Abstract

To compare Pediatric Advanced Life Support (PALS) diastolic blood pressure (DBP) criteria to empirically derived DBP criteria for the prediction of out-of-hospital interventions in children. We performed a retrospective study of pediatric (<18 years) encounters from the ESO Data Collaborative, which includes approximately 2000 Emergency Medical Services agencies in the United States. We developed age-based centile curves for DBP using generalized additive models for location, scale, and shape. We compared the proportion of encounters with a low DBP when using empirically derived and PALS criteria and calculated their associations with the delivery of out-of-hospital interventions (advanced airway management, cardiopulmonary resuscitation, cardiac epinephrine, any systemic epinephrine, defibrillation, and bolus intravenous fluids). We included 343,129 encounters.
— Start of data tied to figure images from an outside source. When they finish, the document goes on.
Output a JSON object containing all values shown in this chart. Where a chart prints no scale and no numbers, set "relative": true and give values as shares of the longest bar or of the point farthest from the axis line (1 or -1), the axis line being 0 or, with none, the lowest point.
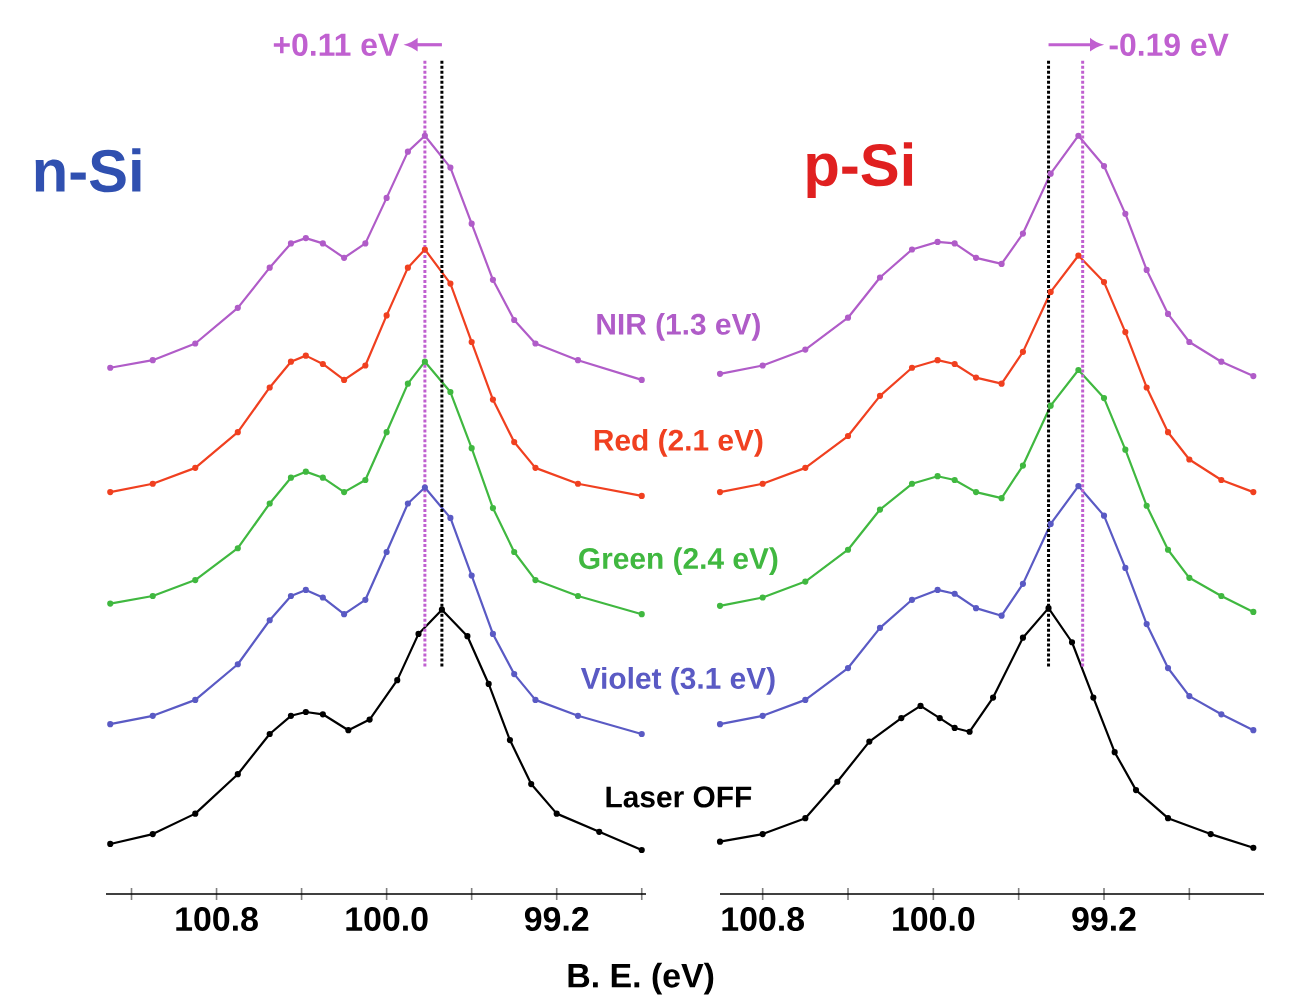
{
  "chart_data": [
    {
      "type": "line",
      "title": "n-Si",
      "xlabel": "B. E. (eV)",
      "relative": true,
      "marker": "circle",
      "line_style": "solid",
      "xlim": [
        101.32,
        98.78
      ],
      "xticks": [
        {
          "value": 101.2,
          "label": null
        },
        {
          "value": 100.8,
          "label": "100.8"
        },
        {
          "value": 100.4,
          "label": null
        },
        {
          "value": 100,
          "label": "100.0"
        },
        {
          "value": 99.6,
          "label": null
        },
        {
          "value": 99.2,
          "label": "99.2"
        },
        {
          "value": 98.8,
          "label": null
        }
      ],
      "x": [
        101.3,
        101.1,
        100.9,
        100.7,
        100.55,
        100.45,
        100.38,
        100.3,
        100.2,
        100.1,
        100.0,
        99.9,
        99.82,
        99.7,
        99.6,
        99.5,
        99.4,
        99.3,
        99.1,
        98.8
      ],
      "series": [
        {
          "name": "NIR (1.3 eV)",
          "color": "#b05cc8",
          "values": [
            0.694,
            0.704,
            0.726,
            0.773,
            0.826,
            0.858,
            0.865,
            0.858,
            0.839,
            0.858,
            0.918,
            0.979,
            1.0,
            0.958,
            0.884,
            0.81,
            0.757,
            0.726,
            0.704,
            0.678
          ]
        },
        {
          "name": "Red (2.1 eV)",
          "color": "#f04020",
          "values": [
            0.53,
            0.541,
            0.562,
            0.609,
            0.668,
            0.702,
            0.71,
            0.699,
            0.678,
            0.697,
            0.763,
            0.826,
            0.85,
            0.805,
            0.728,
            0.652,
            0.596,
            0.562,
            0.541,
            0.525
          ]
        },
        {
          "name": "Green (2.4 eV)",
          "color": "#40b840",
          "values": [
            0.383,
            0.393,
            0.414,
            0.456,
            0.515,
            0.549,
            0.557,
            0.549,
            0.53,
            0.546,
            0.609,
            0.673,
            0.702,
            0.662,
            0.588,
            0.509,
            0.451,
            0.414,
            0.393,
            0.369
          ]
        },
        {
          "name": "Violet (3.1 eV)",
          "color": "#5a5ac4",
          "values": [
            0.224,
            0.235,
            0.256,
            0.303,
            0.361,
            0.393,
            0.401,
            0.391,
            0.369,
            0.388,
            0.451,
            0.515,
            0.536,
            0.496,
            0.42,
            0.343,
            0.29,
            0.256,
            0.235,
            0.211
          ]
        },
        {
          "name": "Laser OFF",
          "color": "#000000",
          "x": [
            101.3,
            101.1,
            100.9,
            100.7,
            100.55,
            100.45,
            100.38,
            100.3,
            100.18,
            100.08,
            99.95,
            99.85,
            99.74,
            99.62,
            99.52,
            99.42,
            99.32,
            99.2,
            99.0,
            98.8
          ],
          "values": [
            0.066,
            0.079,
            0.106,
            0.158,
            0.211,
            0.235,
            0.24,
            0.237,
            0.216,
            0.23,
            0.282,
            0.343,
            0.375,
            0.34,
            0.277,
            0.203,
            0.145,
            0.106,
            0.082,
            0.058
          ]
        }
      ],
      "ref_lines": [
        {
          "axis": "x",
          "value": 99.74,
          "color": "#000000",
          "line_style": "dotted"
        },
        {
          "axis": "x",
          "value": 99.82,
          "color": "#c060d0",
          "line_style": "dotted"
        }
      ],
      "annotations": [
        "+0.11 eV"
      ]
    },
    {
      "type": "line",
      "title": "p-Si",
      "relative": true,
      "marker": "circle",
      "line_style": "solid",
      "xlim": [
        101.0,
        98.45
      ],
      "xticks": [
        {
          "value": 100.8,
          "label": "100.8"
        },
        {
          "value": 100.4,
          "label": null
        },
        {
          "value": 100,
          "label": "100.0"
        },
        {
          "value": 99.6,
          "label": null
        },
        {
          "value": 99.2,
          "label": "99.2"
        },
        {
          "value": 98.8,
          "label": null
        }
      ],
      "x": [
        101.0,
        100.8,
        100.6,
        100.4,
        100.25,
        100.1,
        99.98,
        99.9,
        99.8,
        99.68,
        99.58,
        99.45,
        99.32,
        99.2,
        99.1,
        99.0,
        98.9,
        98.8,
        98.65,
        98.5
      ],
      "series": [
        {
          "color": "#b05cc8",
          "values": [
            0.686,
            0.697,
            0.718,
            0.76,
            0.813,
            0.85,
            0.86,
            0.858,
            0.839,
            0.831,
            0.871,
            0.95,
            1.0,
            0.96,
            0.897,
            0.823,
            0.765,
            0.728,
            0.702,
            0.683
          ]
        },
        {
          "color": "#f04020",
          "values": [
            0.53,
            0.541,
            0.562,
            0.604,
            0.657,
            0.694,
            0.704,
            0.699,
            0.681,
            0.673,
            0.715,
            0.794,
            0.842,
            0.807,
            0.741,
            0.668,
            0.609,
            0.573,
            0.546,
            0.53
          ]
        },
        {
          "color": "#40b840",
          "values": [
            0.38,
            0.391,
            0.412,
            0.454,
            0.507,
            0.541,
            0.551,
            0.546,
            0.53,
            0.522,
            0.565,
            0.644,
            0.691,
            0.654,
            0.586,
            0.512,
            0.454,
            0.417,
            0.393,
            0.372
          ]
        },
        {
          "color": "#5a5ac4",
          "values": [
            0.224,
            0.235,
            0.256,
            0.298,
            0.351,
            0.388,
            0.401,
            0.396,
            0.377,
            0.367,
            0.409,
            0.488,
            0.538,
            0.499,
            0.43,
            0.356,
            0.298,
            0.261,
            0.237,
            0.216
          ]
        },
        {
          "color": "#000000",
          "x": [
            101.0,
            100.8,
            100.6,
            100.45,
            100.3,
            100.15,
            100.06,
            99.97,
            99.9,
            99.83,
            99.72,
            99.58,
            99.46,
            99.35,
            99.25,
            99.15,
            99.05,
            98.9,
            98.7,
            98.5
          ],
          "values": [
            0.069,
            0.079,
            0.1,
            0.148,
            0.201,
            0.232,
            0.248,
            0.232,
            0.219,
            0.214,
            0.259,
            0.338,
            0.377,
            0.332,
            0.259,
            0.187,
            0.137,
            0.1,
            0.079,
            0.061
          ]
        }
      ],
      "ref_lines": [
        {
          "axis": "x",
          "value": 99.46,
          "color": "#000000",
          "line_style": "dotted"
        },
        {
          "axis": "x",
          "value": 99.3,
          "color": "#c060d0",
          "line_style": "dotted"
        }
      ],
      "annotations": [
        "-0.19 eV"
      ]
    }
  ]
}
When using PALS criteria, 155,564 (45.3%) were classified ashaving abnormal DBP, including 120,624 (35.2%) with high DBP and 34,940 (10.2%) with low DBP. When using empirically-derived criteria, 18.6% had an abnormal DBP (ie, a DBP<10th or>90th centile). The accuracy of low DBP for out-of-hospital interventions between the two criteria was similar. PALS criteria for DBP classified a high proportion of children as having abnormal vital signs, particularly with diastolic hypertension. Empirically derived DBP thresholds more accurately predict the delivery of key out-of-hospital interventions. If externally validated, correlated to in-hospital outcomes, and combined with thresholds for other vital signs, these may better predict the need for out-of-hospital interventions.